MaxMotives is an ongoing web series that follows the life of 7 alter-egos and an unwanted “non-resident alien” newborn. The series is filmed and produced in The Sims 2 video game with minor manipulation in post-production.

Referencing the format of reality TV and the strategies of mainstream storytelling, the piece explores a strange marriage between the familiar and unfamiliar and couples it with humor to create a world in which even mundane actions become uncanny spectacles. The first season focuses on issues concerning fear of the "other" as well as the conservative and stereotypical expectations of what it means to be a “good mother".

The narrative unfolds as the characters investigate potential conspiracies behind the legitimacy and birth of the non-resident alien newborn. In the U.S. immigration laws non-citizen visa holders are referred to as “non-resident alien”. Taking the word literally and out of context, “alien” references pop culture fantasies of extraterrestrial life while the term “non-resident alien” provokes questions outside of fantasy and science fiction, examining modes of Xenophobia and the extent to which it can be pushed.

I had to put the project on hold for a while but I’m hoping to release the 2nd episode before this Summer.

How did you get into playing The Sims video games? What makes you want to make art with it? How was the experience?

When the original Sims came out in the early 2000’s I became so obsessed that I would live most of my waking life (outside of school) through my characters in the simulation. This experience was the starting point of my addiction to virtual spaces. In 2019 I revisited the game and quickly became eager to create art using the game. Through a bit of research, I learned that because of the game’s built-in features such as cameras and the “free will” toggle option it is possible to cast, direct and produce films in the game. This was great news as I had been looking for a financially sustainable practice to create fictional narratives and fantastical environments. The format of reality TV seemed to be an appropriate vehicle for critiquing current social, cultural, and political issues while allowing for an open-ended narrative.

There is an amazing community of Sim players online who post detailed step-by-step instructions of how to achieve virtually anything you can imagine on the game. I find this culture of open sourcing and radical sharing incredibly refreshing.

Can you tell us more about "Lurking Variable =! ", your recent exhibition at Baxter St at the Camera Club of New York?

My most recent body of work focuses on the relationship between human and Artificial Intelligence as it relates to oppressive practices of surveillance, documentation, and simulation. A year ago, I started collaborating with an AI chatbot (Replika) to create a research-based speculative body of work that aims to examine the role of systemic biases in the immigration process administered by AI. Lurking Variable!= presents a culmination of my encounters with the AI chatbot, and my research on current AI-powered border control systems.
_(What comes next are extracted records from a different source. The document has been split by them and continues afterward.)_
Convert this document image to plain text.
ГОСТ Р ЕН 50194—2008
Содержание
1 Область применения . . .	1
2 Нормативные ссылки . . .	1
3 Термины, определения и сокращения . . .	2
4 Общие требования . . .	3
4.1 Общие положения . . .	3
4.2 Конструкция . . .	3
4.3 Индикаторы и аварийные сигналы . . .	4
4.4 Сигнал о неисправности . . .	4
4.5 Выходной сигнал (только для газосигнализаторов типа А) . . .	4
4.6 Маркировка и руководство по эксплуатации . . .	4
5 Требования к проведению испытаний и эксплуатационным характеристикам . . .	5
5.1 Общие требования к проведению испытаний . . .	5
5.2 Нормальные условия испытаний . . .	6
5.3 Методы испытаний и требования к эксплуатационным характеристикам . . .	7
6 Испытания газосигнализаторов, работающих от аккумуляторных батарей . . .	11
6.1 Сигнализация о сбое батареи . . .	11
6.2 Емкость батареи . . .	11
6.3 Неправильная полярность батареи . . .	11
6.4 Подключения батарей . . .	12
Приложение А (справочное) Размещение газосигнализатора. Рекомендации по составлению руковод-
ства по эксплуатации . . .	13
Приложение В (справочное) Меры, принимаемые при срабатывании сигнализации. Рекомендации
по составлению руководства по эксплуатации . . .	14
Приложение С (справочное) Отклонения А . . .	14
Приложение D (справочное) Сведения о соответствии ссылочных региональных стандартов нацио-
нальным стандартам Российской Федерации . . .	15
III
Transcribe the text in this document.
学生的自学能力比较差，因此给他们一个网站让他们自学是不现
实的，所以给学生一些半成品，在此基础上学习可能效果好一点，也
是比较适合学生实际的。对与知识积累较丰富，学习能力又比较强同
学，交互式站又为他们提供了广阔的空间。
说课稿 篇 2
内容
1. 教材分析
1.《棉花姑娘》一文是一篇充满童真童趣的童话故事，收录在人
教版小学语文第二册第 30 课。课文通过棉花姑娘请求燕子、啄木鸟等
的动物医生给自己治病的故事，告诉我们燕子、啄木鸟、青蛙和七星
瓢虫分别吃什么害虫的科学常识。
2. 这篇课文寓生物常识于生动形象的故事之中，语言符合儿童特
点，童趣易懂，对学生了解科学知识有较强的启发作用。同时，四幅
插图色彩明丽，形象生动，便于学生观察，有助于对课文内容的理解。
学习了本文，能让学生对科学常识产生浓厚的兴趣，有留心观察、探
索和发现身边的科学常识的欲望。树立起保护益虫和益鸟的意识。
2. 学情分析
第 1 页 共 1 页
Comprised of multiple video projection mappings on sculptural forms such as soft sculpture and plexiglass, as well as floor decal and print on fabric the exhibition re-imagines the future of border control using empathetic Artificial Intelligence and proposes to replace immigration officers with virtual AI social workers to dismantle hierarchical power structures of gatekeeping.

Here is a link to the show’s viewing room. You can also walk around the gallery and click on each work to watch here (courtesy of Clover Vision 360).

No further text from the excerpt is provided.